If to be at home in the world of objectivity much practice and preliminary methodology is required, a cyclic return and refinement,  why should not the same hold for what Peirce called 'phaneroscopy',  direct internal spiritual cognition ? And the 'subjective' and 'objective' being subtly connected, when easy with the objective world is attained some subjective intuitive clarity is automatically attained. And indeed introspection involves an object, consciousness itself or aspects thereof become objects themselves.
We do not understand what consciousness is nor how consciousness can directly perceive itself nor what in that case would be perceived and how it would perceive and how this perception relates to objectivity. What is clear is that we never perceive atomic sensations.  The concepts of 'subject' and 'object' are liable to criticism.  Maybe consciousness can only at first look at itself indirectly when engaged in some cognitive activity.

Speak not of subject or object but of ceasing to look without and starting to look within (Plotinus). And look within in a way in which you are looking at what is really there without distortions and projections.

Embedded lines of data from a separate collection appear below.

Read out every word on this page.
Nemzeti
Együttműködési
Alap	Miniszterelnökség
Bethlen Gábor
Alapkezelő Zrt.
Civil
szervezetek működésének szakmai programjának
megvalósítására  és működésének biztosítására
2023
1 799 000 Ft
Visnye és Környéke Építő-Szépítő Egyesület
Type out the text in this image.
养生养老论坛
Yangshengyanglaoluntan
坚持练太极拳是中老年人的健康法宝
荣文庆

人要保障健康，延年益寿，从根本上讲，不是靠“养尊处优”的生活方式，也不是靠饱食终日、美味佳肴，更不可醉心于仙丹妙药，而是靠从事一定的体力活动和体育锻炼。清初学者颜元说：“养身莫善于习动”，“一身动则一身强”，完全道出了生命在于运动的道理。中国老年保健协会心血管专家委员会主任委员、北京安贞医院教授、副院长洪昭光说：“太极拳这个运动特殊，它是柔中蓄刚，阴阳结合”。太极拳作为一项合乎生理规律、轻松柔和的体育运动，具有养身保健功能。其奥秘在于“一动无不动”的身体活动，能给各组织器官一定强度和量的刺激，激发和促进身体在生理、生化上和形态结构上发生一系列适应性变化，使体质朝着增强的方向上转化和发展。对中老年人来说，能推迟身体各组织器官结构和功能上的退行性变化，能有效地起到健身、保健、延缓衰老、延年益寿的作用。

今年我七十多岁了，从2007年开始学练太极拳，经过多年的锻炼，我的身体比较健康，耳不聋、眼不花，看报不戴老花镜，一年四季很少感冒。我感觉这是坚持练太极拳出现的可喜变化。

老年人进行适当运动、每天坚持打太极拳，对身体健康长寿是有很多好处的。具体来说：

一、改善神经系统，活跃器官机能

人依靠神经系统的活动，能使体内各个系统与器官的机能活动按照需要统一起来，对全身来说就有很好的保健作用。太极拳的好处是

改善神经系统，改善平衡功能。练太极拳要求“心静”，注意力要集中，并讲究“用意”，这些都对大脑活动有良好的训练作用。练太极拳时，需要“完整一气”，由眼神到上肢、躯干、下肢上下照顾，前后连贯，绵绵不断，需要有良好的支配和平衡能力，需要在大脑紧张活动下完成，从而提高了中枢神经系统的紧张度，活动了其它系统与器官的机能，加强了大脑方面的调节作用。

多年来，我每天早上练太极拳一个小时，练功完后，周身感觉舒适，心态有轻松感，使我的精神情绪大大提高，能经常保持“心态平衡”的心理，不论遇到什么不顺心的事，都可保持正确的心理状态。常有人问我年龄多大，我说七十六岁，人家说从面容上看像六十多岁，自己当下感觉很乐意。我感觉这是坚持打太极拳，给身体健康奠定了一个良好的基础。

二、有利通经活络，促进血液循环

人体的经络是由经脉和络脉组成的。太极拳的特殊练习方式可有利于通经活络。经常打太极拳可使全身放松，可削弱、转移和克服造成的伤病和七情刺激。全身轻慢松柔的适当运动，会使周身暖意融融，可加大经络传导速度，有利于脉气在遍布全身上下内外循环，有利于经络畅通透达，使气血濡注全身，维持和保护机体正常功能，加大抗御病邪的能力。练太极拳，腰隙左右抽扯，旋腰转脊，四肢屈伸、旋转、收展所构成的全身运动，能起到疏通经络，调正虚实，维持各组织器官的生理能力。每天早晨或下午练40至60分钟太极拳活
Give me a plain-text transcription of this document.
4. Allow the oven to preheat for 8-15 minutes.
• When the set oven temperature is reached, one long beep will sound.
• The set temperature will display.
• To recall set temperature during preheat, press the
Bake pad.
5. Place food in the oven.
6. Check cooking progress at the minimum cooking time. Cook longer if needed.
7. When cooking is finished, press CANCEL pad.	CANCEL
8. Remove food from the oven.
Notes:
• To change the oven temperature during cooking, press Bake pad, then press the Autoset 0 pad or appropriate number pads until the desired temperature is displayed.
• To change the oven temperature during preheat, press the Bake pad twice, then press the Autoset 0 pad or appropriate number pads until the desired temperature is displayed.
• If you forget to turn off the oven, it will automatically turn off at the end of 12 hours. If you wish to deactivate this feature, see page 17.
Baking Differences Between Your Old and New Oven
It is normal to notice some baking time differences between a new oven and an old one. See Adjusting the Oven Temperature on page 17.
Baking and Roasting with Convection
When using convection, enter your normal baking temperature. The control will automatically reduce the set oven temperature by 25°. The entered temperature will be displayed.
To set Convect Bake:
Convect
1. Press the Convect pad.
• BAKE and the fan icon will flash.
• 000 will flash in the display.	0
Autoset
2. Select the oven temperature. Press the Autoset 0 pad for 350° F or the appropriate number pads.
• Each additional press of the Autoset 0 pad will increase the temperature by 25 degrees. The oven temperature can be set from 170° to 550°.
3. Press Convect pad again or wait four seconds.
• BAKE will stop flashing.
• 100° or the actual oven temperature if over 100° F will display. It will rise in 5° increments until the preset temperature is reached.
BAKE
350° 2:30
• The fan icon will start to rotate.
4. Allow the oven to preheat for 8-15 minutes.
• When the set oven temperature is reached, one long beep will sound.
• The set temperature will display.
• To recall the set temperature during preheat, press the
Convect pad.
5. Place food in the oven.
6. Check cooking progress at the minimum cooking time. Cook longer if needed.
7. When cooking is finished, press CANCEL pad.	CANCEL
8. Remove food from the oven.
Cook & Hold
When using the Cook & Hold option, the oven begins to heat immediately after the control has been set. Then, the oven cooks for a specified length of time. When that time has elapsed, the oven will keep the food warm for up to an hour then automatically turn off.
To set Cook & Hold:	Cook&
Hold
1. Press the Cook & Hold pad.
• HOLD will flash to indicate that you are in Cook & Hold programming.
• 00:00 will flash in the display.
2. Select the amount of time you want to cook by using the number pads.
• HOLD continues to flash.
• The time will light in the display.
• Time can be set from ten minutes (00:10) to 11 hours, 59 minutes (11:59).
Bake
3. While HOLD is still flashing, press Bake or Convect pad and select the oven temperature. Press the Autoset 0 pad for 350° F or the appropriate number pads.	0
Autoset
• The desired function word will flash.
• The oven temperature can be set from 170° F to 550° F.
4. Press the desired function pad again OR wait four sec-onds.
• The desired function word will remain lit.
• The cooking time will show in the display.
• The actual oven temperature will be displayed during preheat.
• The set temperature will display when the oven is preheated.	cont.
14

But what is this 'looking without' and 'looking within' and first of all 'looking' ?  (Husserl himself quotes Augustine's noli foras ire, in te ipsum redi, in interiore homini habitat veritas.).

If we need logic to grasp and operate an axiomatic-deductive system, what sense is there is trying to capture logic itself as an axiomatic-deductive system ? (it is a kind of reflection-into-self). Cf. also our previous criticism of Sextus. The net of logic is very vast yet there is no easy escape from it.

The situation of ordinary consciousness: it cannot just immediately gaze inward on itself, see itself through inner perception and perceive the truth (it will just loose itself in a pool of shadows and mirages and fleeting dreams).  It can only manifest itself to itself gradually in and through its activity and specially clear logical cognition. However there is also the possibility of making a constant progressive effort at 'conversion' or 'turning inward'  its aim and target (its intention). 

Stoic logic was not a kind of 'propositional logic', rather it was closer to quantifier free many-sorted first order logic.

Just as different physical phenomena can be described and studied by the same mathematical structure, so too different mathematical theories can contain the same unity and energy of reversion arising from the same source.